Speakers
Description
Computing in high energy physics is one kind of typical data-intensive applications, especially some data analysis , which require access to a large amount of data. The traditional computing system adopts the "computing-storage" separation mode, which leads to large data volume move during the computing process, and and also increase transmission delay and network load. Therefore, it can effectively alleviate this situation by pushing down some data-intensive tasks from computing node to storage node.

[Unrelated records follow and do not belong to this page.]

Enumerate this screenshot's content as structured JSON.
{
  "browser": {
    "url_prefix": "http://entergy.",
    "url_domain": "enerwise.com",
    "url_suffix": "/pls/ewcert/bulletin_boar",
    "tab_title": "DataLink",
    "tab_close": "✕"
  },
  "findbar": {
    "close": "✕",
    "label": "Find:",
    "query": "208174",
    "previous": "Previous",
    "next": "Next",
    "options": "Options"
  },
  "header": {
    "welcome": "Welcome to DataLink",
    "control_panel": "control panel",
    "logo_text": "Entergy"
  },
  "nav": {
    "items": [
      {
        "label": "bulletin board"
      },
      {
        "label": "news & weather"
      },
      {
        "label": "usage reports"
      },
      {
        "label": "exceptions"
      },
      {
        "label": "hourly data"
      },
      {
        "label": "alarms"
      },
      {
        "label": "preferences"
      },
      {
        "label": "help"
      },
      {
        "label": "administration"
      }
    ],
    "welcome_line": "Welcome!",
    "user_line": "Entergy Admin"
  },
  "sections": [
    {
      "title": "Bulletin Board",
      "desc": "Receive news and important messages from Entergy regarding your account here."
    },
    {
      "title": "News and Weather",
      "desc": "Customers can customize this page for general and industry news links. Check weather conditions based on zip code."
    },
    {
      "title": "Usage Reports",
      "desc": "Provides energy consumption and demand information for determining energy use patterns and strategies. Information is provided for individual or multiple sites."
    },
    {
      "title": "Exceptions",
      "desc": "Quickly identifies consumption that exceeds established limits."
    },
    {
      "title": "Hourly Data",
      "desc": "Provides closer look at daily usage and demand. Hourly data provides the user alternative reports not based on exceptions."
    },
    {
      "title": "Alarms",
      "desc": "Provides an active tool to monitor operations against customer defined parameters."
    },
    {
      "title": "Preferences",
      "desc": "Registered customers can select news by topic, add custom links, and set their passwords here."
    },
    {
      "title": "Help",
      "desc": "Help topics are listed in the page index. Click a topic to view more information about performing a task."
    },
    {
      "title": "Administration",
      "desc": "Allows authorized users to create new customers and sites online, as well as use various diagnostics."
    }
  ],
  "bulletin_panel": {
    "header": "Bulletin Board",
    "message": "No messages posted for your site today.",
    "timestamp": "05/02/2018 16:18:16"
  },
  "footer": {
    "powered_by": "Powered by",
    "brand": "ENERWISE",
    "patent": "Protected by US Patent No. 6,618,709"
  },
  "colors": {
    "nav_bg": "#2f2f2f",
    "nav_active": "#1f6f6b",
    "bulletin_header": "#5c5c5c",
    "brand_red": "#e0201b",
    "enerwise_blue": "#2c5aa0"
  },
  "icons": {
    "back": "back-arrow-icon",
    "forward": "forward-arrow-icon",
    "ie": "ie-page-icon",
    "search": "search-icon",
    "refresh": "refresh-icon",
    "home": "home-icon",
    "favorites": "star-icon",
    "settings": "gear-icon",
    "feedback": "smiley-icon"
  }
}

The philosophy is that bringing computing as close to the source of data as possible in order to reduce latency and bandwidth use. Generally, storage nodes have computing resources like CPUs, necessary for deploying distributed file system. However, the computing power in storage node is often ignored. This paper designed and implemented a computational storage system based on CERN Open Storage (EOS). The system presents transparently the computational storage functions through standard POSIX file system interface, such as open, read and write. A plugin implemented in EOS storage node (FST) will execute the specified algorithm or program when it finds the special arguments in filename, for example "&CSS=decode". The plugin can read and write file locally in FST, then register new-generated file into EOS name node (MGM). The paper finally give some test results showing that the computational storage mode performs faster and supports more parallel computing tasks than the traditional mode in some applications like raw data decode for LHAASO experiment. Computational storage mode reduces computation time by 37% in single task execution and 72% in the case of 40 tasks in parallel compared with traditional mode.